We will kick off today's update with some chatbot discussion. Neil’s stance continues to be to approach chatbots with caution. We will talk more about that today. The discussion concludes with some additional comments about Amazon shutting down DPReview. There is more to that story than what we briefly alluded to yesterday.

Let's jump right in.


Google Releases Bard

Here's TechCrunch:

“Google just announced that the company is releasing its ChatGPT competitor Bard. But chances are you won’t be able to access the product right away as the company is starting with a limited public rollout.

Users in the U.K. and the U.S. can head over to bard. google .com and join a waitlist. The company calls Bard an ‘early experiment that lets you collaborate with generative AI.’

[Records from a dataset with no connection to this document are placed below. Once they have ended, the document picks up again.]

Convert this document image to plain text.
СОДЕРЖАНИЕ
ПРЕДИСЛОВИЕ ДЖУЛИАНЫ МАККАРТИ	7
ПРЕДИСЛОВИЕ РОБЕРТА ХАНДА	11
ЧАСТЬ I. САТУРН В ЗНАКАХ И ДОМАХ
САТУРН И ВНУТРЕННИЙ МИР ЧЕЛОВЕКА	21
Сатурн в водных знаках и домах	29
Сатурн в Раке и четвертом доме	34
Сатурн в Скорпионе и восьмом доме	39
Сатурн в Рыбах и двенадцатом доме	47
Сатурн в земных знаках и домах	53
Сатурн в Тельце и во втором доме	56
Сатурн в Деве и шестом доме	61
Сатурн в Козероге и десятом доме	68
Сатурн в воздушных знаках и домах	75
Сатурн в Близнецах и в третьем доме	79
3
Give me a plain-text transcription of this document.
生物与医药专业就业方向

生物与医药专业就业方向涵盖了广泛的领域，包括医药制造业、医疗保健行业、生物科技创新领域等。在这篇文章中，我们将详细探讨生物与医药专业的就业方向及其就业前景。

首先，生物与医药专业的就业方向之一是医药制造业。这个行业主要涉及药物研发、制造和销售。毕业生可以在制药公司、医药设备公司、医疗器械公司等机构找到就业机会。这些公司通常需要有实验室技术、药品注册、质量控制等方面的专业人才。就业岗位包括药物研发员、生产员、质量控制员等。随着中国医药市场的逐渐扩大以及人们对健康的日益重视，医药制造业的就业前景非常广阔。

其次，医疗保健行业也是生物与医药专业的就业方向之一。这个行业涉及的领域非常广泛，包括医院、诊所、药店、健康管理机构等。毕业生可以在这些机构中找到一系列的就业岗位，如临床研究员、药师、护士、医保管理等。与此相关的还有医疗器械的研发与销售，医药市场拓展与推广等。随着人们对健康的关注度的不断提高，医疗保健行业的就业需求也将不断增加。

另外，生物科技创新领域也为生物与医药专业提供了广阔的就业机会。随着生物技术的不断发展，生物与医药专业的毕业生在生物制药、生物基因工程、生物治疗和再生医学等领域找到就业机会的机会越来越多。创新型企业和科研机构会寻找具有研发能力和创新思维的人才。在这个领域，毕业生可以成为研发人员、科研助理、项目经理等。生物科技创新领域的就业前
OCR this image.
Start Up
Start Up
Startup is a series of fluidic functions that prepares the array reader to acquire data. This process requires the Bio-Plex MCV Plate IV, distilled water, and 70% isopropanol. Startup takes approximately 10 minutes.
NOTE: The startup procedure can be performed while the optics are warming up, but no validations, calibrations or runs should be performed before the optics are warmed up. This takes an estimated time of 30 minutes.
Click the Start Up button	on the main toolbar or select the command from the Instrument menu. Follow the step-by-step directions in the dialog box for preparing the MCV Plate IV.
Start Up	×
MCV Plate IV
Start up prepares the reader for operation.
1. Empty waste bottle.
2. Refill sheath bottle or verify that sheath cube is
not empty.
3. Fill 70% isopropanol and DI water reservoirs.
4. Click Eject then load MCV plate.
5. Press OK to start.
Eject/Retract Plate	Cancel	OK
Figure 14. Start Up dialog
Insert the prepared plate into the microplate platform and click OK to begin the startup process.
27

Like OpenAI’s ChatGPT and Microsoft’s Bing chatbot, Bard is a chatbot based on a large language model. You can interact with Bard to ask questions and refine the answer with follow-up queries.

‘You can use Bard to boost your productivity, accelerate your ideas and fuel your curiosity. You might ask Bard to give you tips to reach your goal of reading more books this year, explain quantum physics in simple terms or spark your creativity by outlining a blog post,’ Google VP of Product Sissie Hsiao and Google VP of Research Eli Collins wrote in a blog post.

When Google first unveiled Bard last month, there wasn’t much to see other than a lengthy blog post written by Google CEO Sundar Pichai. The model used in Bard is based on Google’s own LaMDA (Language Model for Dialogue Applications) — the company is using a lightweight and optimized version of LaMDA.”

Google went with a “lightweight and optimized version of LaMDA” in order to get it out in the wild without facing a financial strain in terms of computing power needs. One benefit in doing so is being able to build buzz on social media.